Ses pièces produisent un fort effet. D’une manière presque académique en ce qui concerne les applications traditionnelles du milieu, il superpose l’agressivité d’un trait libre et expressif. Les figures surgissent : les animaux deviennent plus humains, les hommes acquièrent sans le faire exprès des traits animaux, les plans se confondent. C’est réalité et fantaisie.
Malgré les difficultés de l’aquarelle, Roberto Fabelo (Camaguey, 1950) y a été toujours immergé car pour lui, c’est intéressant et riche dans le but de communiquer des vécus et des états déterminés. Ce milieu aqueux, transparent et brillant lui permet des effets incroyables et différents. Il constitue un moyen d’expression, récurrent dans son ouvrage. Toutefois, depuis la fin du siècle dernier, le créateur s’est approché de la peinture ; des huiles sur toile pour montrer ce monde expressionniste-surréaliste-fantastique si typique de son travail où il y a toujours des solutions très proches de l’aquarelle. Après avoir beaucoup dessiné et utilisé des supports en papier et en bristol où la couleur devient protagoniste de ses histoires, les mêmes thèmes abordés lui réclamaient l’aquarelle. Pourtant, plus tard il a compris qu’il avait besoin d’un autre support. « C’est pour cela que j’ai commencé à faire face aux bois et aux huiles sur toile », a exprimé le créateur.
Cet extraordinaire dessinateur aquarelliste, Prix National d’Arts Plastiques 2004, qui nous introduit dans un monde riche en impressions humaines, a démontré que sans complexes face au dessin et à l’huile, l’aquarelle bien faite est encore attirante de nos jours. Avec un trait rapide, l’artiste introduit la fantaisie et pénètre par un autre côté de cette thématique entre satirique et démoniaque, entre historique et onirique, entre lyrique et symbolique où il fait des incursions il y a longtemps déjà. Sur ces estampes se révèlent des formes qui oscillent entre la Renaissance, le Baroque, le Romanticisme et l’Expressionisme.
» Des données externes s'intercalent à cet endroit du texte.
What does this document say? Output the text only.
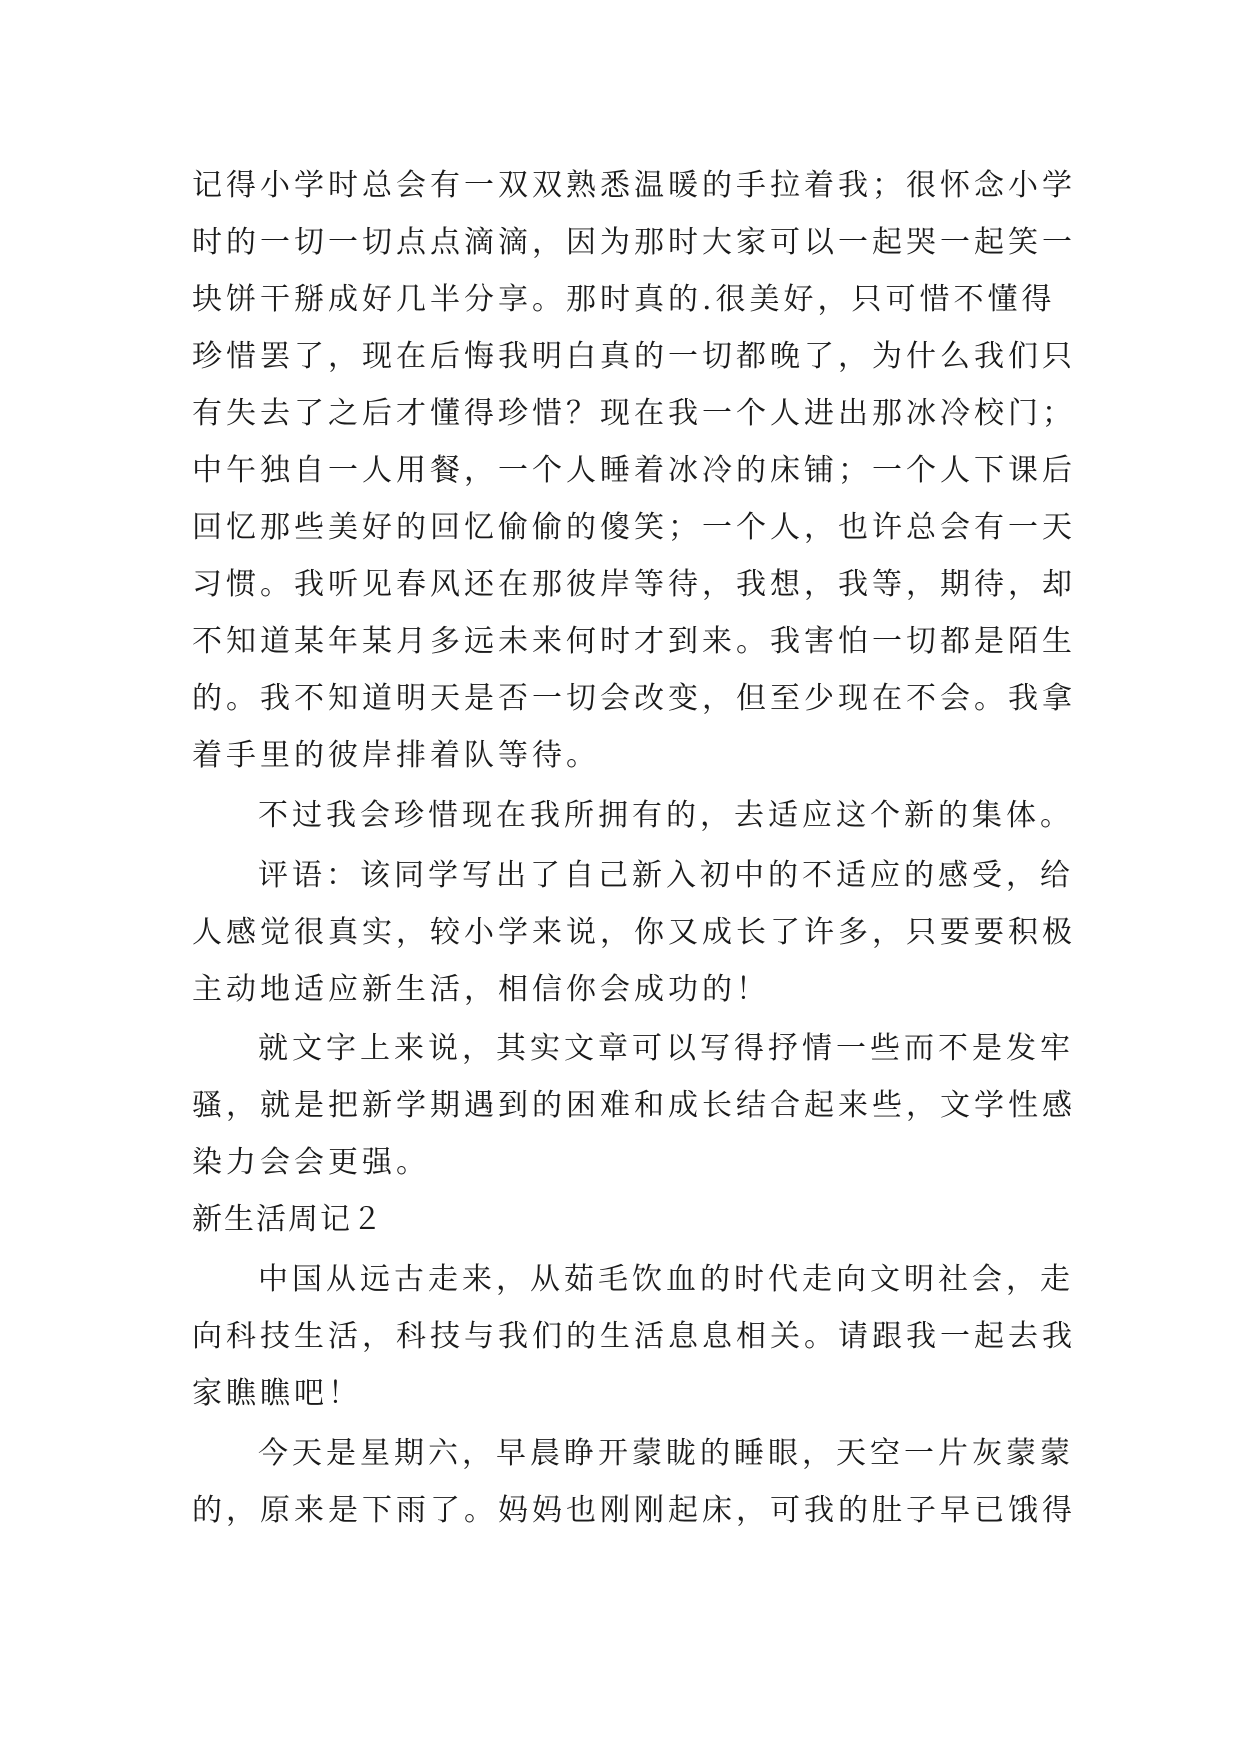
记得小学时总会有一双双熟悉温暖的手拉着我；很怀念小学
时的一切一切点点滴滴，因为那时大家可以一起哭一起笑一
块饼干掰成好几半分享。那时真的.很美好，只可惜不懂得
珍惜罢了，现在后悔我明白真的一切都晚了，为什么我们只
有失去了之后才懂得珍惜？现在我一个人进出那冰冷校门；
中午独自一人用餐，一个人睡着冰冷的床铺；一个人下课后
回忆那些美好的回忆偷偷的傻笑；一个人，也许总会有一天
习惯。我听见春风还在那彼岸等待，我想，我等，期待，却
不知道某年某月多远未来何时才到来。我害怕一切都是陌生
的。我不知道明天是否一切会改变，但至少现在不会。我拿
着手里的彼岸排着队等待。
不过我会珍惜现在我所拥有的，去适应这个新的集体。
评语：该同学写出了自己新入初中的不适应的感受，给
人感觉很真实，较小学来说，你又成长了许多，只要要积极
主动地适应新生活，相信你会成功的！
就文字上来说，其实文章可以写得抒情一些而不是发牢
骚，就是把新学期遇到的困难和成长结合起来些，文学性感
染力会会更强。
新生活周记２
中国从远古走来，从茹毛饮血的时代走向文明社会，走
向科技生活，科技与我们的生活息息相关。请跟我一起去我
家瞧瞧吧！
今天是星期六，早晨睁开蒙眬的睡眼，天空一片灰蒙蒙
的，原来是下雨了。妈妈也刚刚起床，可我的肚子早已饿得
Pour sortir de la double dimensionnalité, l’artiste diplômé de l’École National d’Art (1976) et de l’Institut Supérieur d’Art, La Havane (1981), « construit » de petites sculptures polychromées, des retables et des mosaïques rustiques, où ses personnages respirent aussi. C’est comme s’ils sortaient des toiles et des bristols à la recherche de la liberté extérieure. Ce sont des visages de nuance expressionniste, comme tirés de ses promenades par les rues, car il a toujours eu l’intention de continuer à photographier le monde et à faire une galerie d’images de la réalité. Il étudie beaucoup les personnes qu’il rencontre sur le chemin, et sur le bois, ils atteignent une autre dimension. Il aime toujours ouvrir de nouvelles portes…
Dans ce stade de passage vers la maitrise des choses, vers la connaissance, qu’en tant que philosophie il reconnait que c’est une mécanique très importante pour rajeunir et se rénover constamment, Fabelo crée, parce que là, c’est où l’on ressent et s’enregistrent les inquiétudes et des émotions plus intéressantes, insolites et inusitées. Son œuvre est une sorte de collage de souvenirs, de personnes, d’objets de différentes origines qui le motivent beaucoup. Et lui, il dessine et dessine sans cesse, en accumulant ainsi des dossiers qui constituent sa banque d’images bien gardées. Toute son œuvre provient de ses dossiers. Roberto Fabelo, pendant tout ce temps, est passé avec son travail par le théâtre de la vie qu’il a respiré profondément car rien ne lui est étrange. C’est, en fin de comptes, un observateur pur, un psychologue de la symbologie humaine, un créateur de mondes.